Wednesday, May 23, 2012

Life in General

I recently updated my Pinterest with this quote:


"It's not about the day. It's about the journey! It's about the adventure! It's about the memories made along the way!"


I just made that up one day and thought it was clever. Now I'm reading it and realizing just how applicable it is to my life right now. Yesterday was a bad day. Today has been good so far, but there's no telling what will happen in the next couple of hours. I've had a string of pretty bad days recently. Things are just not working out as simply or as nicely as I had hoped or planned. But it's not about the day. 


It's about the journey.


And the journey I'm on right now is a scary one. There are a lot of twists and turns and potholes and unforeseen dangers. But there is a lot of sunshine as well. There are some daisies and some trees and some bluebirds singing. That's how it is with every journey I suppose. Gotta go past that rough patch of road eventually. 


The journey I'm on is taking me to that next stage in life. You know the one after college when you get a job and get married and buy a house and have babies and become your own little family. And things change! And the world is different. And you view things through a new perspective and have passion for things you never thought you would before. 


My problem is that I'm ready to arrive at my destination. I'm tired of being on the road. I constantly find myself asking, "Are we there yet?" And when I realize that no I'm barely halfway, then I throw a tantrum and fall in the floor and whine and complain and cry about how I'm too tired to go any farther. Then after a little while, I get up and continue down the road. I wish I would just rest along the way instead of trying to go so fast that I wear myself out. I should enjoy the journey. I should remember the moments of sunshine on the road. I should be happy that I'm not stuck at a gas station still. 


But I'm ready to be there already! I want the husband that kisses my forehead in the morning before heading off to work. I want the house that needs to be decorated and cleaned. I want the yard that needs to be mowed. I want the pregnant belly and the toddler that won't let go of my leg for more than 2 seconds when he first gets out of bed. I want the sweet giggles as I tickle them and the shrieks as they chase the dog through the yard on their tricycles. I want to kiss booboos and wipe away tears from scraped knees. I want to have dinner on the table and cookies in the oven. I WANT TO BE JUNE CLEAVER!!! 


But I'm still on step 3. Step 1) Find boyfriend worth while. Check! Step 2) Find good paying job. Check! Step 3) Find a place to call your own. Umm.........yeah about that........can I skip this step? 'Cause it's a really hard one. A near impossible one it seems at times. 
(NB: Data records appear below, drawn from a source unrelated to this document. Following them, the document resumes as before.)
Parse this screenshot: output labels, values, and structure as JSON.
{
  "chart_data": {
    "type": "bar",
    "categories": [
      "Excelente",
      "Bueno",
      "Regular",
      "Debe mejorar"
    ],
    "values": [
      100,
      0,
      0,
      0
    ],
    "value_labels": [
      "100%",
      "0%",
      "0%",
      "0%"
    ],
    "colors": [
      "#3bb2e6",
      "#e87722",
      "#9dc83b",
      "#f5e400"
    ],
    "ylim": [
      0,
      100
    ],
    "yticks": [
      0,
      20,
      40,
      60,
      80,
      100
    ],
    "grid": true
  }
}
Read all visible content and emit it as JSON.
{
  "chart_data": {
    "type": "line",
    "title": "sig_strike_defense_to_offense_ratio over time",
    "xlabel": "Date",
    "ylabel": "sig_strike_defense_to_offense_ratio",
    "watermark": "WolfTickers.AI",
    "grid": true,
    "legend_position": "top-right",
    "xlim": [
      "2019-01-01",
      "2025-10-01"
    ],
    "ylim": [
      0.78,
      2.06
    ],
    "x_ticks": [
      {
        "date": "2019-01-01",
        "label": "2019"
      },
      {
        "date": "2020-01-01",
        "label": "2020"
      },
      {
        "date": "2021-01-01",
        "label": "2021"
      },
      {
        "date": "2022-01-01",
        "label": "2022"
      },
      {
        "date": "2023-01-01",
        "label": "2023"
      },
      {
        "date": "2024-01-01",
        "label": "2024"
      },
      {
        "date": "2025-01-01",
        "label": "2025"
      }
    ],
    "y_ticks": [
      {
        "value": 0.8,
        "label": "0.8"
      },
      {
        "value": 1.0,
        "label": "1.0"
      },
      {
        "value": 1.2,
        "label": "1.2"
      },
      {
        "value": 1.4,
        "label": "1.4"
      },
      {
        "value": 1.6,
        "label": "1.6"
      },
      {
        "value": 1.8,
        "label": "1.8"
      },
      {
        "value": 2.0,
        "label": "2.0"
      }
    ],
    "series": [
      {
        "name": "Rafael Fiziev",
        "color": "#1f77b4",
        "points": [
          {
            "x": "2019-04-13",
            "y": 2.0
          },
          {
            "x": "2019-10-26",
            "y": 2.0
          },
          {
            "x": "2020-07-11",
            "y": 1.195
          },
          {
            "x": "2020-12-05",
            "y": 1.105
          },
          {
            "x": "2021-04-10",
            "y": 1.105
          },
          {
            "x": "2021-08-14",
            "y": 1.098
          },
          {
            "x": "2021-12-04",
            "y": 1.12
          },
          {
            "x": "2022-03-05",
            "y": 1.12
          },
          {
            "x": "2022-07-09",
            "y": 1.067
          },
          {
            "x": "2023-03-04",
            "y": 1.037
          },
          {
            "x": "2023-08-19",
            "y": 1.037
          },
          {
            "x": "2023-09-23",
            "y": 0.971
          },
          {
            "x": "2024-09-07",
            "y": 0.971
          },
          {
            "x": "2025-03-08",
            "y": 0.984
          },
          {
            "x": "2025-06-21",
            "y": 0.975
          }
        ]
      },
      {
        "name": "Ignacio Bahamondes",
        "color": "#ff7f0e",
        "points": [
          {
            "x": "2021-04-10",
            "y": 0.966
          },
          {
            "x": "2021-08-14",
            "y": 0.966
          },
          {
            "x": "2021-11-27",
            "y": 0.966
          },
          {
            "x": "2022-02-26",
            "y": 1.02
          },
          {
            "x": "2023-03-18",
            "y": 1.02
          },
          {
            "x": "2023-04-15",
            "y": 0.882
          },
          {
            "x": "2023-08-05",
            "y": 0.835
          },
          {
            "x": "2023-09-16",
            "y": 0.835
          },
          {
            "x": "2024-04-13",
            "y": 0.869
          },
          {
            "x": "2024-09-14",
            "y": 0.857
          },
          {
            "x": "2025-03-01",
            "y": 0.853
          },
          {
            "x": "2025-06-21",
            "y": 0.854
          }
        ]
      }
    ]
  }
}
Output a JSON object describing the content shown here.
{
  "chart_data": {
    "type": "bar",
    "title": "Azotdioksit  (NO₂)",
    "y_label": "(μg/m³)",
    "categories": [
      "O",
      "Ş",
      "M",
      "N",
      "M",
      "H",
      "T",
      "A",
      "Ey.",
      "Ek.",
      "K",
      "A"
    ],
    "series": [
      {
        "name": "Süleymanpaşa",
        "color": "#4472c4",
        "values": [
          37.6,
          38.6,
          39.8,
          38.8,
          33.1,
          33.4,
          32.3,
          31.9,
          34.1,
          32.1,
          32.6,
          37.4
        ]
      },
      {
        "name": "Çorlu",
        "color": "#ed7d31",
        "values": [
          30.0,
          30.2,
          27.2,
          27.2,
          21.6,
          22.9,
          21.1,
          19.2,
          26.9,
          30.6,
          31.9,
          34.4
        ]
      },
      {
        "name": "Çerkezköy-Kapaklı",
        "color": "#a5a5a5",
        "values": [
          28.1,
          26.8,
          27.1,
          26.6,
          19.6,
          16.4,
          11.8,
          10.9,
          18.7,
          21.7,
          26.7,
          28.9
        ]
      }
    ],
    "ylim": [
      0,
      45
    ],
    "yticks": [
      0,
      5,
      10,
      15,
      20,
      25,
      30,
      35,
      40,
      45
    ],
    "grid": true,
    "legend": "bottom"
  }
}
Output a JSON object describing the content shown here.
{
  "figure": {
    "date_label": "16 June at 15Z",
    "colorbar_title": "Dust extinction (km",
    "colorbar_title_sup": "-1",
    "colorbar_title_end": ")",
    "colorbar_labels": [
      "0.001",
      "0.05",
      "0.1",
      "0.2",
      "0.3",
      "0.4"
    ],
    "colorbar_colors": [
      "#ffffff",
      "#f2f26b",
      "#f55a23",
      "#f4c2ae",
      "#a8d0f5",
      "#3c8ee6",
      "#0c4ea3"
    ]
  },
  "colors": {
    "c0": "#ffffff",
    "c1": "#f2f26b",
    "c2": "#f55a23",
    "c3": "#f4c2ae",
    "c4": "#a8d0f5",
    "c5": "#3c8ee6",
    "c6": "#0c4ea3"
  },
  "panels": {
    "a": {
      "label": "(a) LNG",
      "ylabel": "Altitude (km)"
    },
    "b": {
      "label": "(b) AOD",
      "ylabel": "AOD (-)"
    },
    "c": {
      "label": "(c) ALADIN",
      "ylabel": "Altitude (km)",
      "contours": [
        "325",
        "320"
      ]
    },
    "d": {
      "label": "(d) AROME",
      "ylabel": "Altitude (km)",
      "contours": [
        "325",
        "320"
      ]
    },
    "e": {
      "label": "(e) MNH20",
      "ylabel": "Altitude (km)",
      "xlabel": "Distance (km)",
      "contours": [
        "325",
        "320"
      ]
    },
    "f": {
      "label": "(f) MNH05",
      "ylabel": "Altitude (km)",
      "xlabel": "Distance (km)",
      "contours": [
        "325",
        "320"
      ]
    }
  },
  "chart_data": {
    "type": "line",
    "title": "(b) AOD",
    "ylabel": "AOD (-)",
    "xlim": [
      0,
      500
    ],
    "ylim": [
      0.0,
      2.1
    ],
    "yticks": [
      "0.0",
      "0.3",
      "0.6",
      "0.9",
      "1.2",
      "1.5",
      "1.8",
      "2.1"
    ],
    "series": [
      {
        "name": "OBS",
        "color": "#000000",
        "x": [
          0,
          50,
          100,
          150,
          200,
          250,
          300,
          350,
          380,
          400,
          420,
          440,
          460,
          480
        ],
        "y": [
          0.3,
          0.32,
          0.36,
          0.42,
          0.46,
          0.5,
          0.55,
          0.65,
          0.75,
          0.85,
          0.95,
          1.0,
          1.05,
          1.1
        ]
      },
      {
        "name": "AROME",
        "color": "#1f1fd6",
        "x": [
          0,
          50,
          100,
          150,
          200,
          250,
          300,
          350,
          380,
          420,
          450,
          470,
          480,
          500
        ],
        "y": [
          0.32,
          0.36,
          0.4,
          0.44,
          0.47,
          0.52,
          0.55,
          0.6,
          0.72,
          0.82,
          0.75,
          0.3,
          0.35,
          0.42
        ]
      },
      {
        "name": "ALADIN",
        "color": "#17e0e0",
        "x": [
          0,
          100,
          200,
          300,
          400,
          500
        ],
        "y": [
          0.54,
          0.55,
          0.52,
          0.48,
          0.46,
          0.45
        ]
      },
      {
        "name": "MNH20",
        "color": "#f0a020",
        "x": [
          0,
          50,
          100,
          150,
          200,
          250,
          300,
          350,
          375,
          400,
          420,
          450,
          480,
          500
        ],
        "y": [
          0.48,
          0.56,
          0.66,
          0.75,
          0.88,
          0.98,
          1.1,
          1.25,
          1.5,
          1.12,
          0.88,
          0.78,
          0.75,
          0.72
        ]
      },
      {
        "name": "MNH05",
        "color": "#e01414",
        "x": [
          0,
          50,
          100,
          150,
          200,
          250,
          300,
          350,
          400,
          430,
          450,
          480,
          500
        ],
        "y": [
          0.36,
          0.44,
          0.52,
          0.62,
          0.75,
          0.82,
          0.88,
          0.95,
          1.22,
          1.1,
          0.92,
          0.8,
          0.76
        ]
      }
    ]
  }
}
Sigh....not about the day. It's about the journey! Apparently, I haven't passed the right place to set-up home on this journey yet. Guess I'll just have to keep moving along until I do. But if you see me pouting on the side of the road, you'll know why. Maybe shout a word of encouragement as you pass by!

Wednesday, May 2, 2012

Adventures in Alone

Well Bryan is officially gone now. He left Monday night to begin his big adventure in Waco. I know that he had to go and all that junk, but it doesn't make it even the tiniest bit easier. I know he'll be back, but it won't be anytime soon. Sure 2 years doesn't seem so long in the grand scheme of things, but having only been apart 24 hours so far...it seems like forever. But there's nothing to be done about it now. No amount of pouting, moping, or crying will make him come back any sooner than he has to. Thus, I will learn to be alone...


I think the hardest part is the silence. The never ending silence. I'm a talker and now I have no one to talk to. Sure we talk on the phone but it's almost impossible to watch T.V. or play around on the computer and still hold a decent conversation on the phone. When you're with someone, in the same room with them, you can gauge their reactions and facial expressions and communicate non-verbally. Hopefully Bryan will have internet soon so we can skype together. 


I know I can do this and I know I'll be fine. But right now...I'm taking it one day at a time. Can I make it through the entire work day without crying? That part is easy. There are distractions everywhere and I can always trick my brain into thinking that he'll just be waiting when I get home. Like he has been for the past 6 months. It's the actual going home that's the hard part. When I turn that corner and he's not sitting on the couch deep in a game of Madden or Starcraft. He doesn't look up at me and smile and say "Hey babe." in the way only he can. The cat's not meowing for me to open the bedroom door at night. It's just quiet. Almost like a ghost town. Perhaps I'm being overly dramatic, but I miss him. I fell in love with all these little nuances and I never realized it until they all became absent. 


Sigh....only 23 months and 30 days to go right?